Search code examples
xsdrdf

How to represent a missing xsd:dateTime in RDF?


I have a dataset with data collected from a form that contains various date and value fields. Not all fields are mandatory so blanks are possible and in many cases expected, like a DeathDate field for a patient who is still alive.

How do I best represent these blanks in the data?

I represent DeathDate using xsd:dateTime. Blanks or empty spaces are not allowed.
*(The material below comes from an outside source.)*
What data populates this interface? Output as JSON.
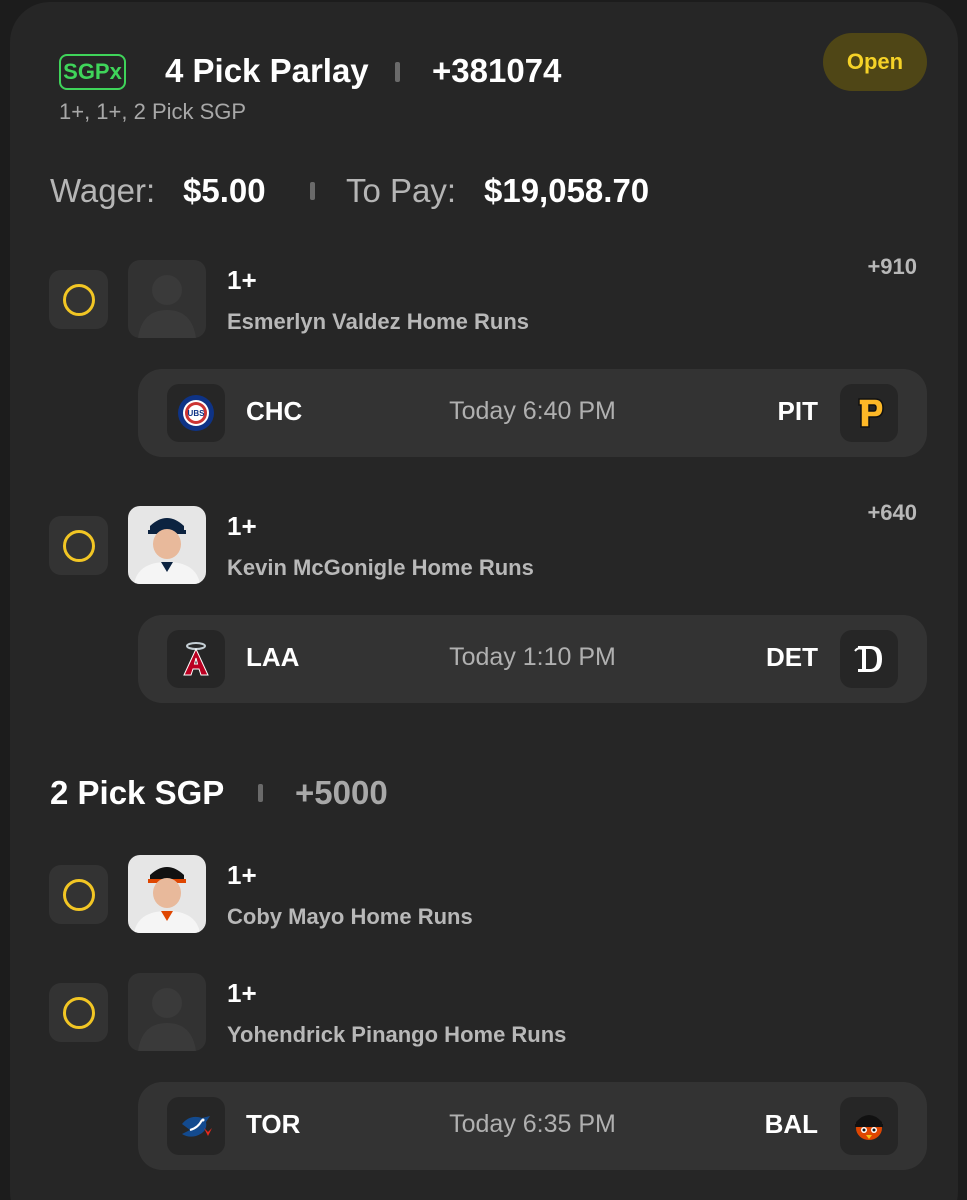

All of these are flagged as invalid when validating using Jena RIOT:

foo:DeathDate_1
    a foo:Deathdate ;
    time:inXSDDatetime  " "^^xsd:dateTime .

foo:DeathDate_2
    a                   foo:Deathdate ;
    time:inXSDDatetime  ""^^xsd:dateTime .

foo:DeathDate_3
    a                   foo:Deathdate ;
    time:inXSDDatetime  "--"^^xsd:dateTime .
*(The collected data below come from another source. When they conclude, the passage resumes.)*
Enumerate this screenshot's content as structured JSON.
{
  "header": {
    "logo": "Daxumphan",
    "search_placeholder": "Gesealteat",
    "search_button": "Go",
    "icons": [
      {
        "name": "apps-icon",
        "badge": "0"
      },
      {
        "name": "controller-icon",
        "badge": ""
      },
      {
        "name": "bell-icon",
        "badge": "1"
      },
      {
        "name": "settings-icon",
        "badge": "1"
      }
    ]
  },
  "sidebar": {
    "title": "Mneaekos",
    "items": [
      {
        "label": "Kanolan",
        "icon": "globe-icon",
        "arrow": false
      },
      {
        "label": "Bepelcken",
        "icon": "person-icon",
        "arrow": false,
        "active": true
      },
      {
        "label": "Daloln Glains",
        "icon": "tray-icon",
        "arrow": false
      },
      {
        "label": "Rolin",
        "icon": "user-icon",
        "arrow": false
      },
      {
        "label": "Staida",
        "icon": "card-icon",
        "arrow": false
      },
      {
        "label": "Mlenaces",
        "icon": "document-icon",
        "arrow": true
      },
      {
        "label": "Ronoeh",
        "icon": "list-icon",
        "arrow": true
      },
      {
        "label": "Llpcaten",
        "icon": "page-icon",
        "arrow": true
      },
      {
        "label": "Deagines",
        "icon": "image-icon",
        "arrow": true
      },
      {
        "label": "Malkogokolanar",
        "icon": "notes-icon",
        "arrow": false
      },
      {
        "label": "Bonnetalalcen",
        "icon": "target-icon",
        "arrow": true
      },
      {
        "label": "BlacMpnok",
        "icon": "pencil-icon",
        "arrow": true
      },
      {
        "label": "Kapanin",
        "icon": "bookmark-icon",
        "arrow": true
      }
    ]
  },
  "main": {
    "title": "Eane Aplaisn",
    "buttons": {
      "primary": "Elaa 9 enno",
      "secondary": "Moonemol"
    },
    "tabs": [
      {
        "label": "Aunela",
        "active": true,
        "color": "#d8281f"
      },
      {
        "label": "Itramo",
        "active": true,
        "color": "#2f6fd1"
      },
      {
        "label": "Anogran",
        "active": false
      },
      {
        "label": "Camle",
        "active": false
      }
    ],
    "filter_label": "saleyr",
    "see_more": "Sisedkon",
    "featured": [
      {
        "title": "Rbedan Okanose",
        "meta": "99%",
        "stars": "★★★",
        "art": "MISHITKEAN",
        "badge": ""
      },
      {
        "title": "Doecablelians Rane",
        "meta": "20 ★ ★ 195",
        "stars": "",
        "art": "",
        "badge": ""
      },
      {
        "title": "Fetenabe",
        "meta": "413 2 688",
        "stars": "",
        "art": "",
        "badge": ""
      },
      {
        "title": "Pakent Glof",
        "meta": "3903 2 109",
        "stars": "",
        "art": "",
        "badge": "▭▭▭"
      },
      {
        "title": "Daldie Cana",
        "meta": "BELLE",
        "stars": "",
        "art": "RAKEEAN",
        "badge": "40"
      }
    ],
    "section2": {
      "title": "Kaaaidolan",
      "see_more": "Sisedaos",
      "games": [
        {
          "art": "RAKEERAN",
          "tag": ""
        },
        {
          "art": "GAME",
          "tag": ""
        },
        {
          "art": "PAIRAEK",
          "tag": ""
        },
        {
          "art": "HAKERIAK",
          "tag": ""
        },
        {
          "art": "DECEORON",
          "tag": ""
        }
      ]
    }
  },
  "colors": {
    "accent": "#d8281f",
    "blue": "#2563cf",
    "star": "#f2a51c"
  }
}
I prefer to not omit the triple because I need to know if it was blank on the source versus a conversion error during construction of my RDF.

What is the best way to code these missing values?


Solution

  • You should represent this by just omitting the triple. That's the meaning of a triple that's "not present": it's information that is (currently) unknown.

    Alternatively, you can choose to give it the value "unknown"^^xsd:string when there's no death date. The solution in this case is to not datatype it as an xsd:dateTime, but just as a simple string. It doesn't have to be a string of course, you could use any kind of "special" value for this, e.g. a boolean false - just as long as it's a valid literal value that you can distinguish from actual death dates. This will solve the parsing problem, but IMHO if you do this, you are setting yourself up for headaches in processing the data further down the line (because you will need to ask queries over this data, and they will have to take two different types of values into account, plus the possibility that the field is missing).

    I prefer to not omit the triple because I need to know if it was blank on the source versus a conversion error during construction of my RDF.

    This sounds like an XY problem. If there are conversion errors, your application should signal that in another way, e.g. by logging an error. You shouldn't try to solve this by "corrupting" your data.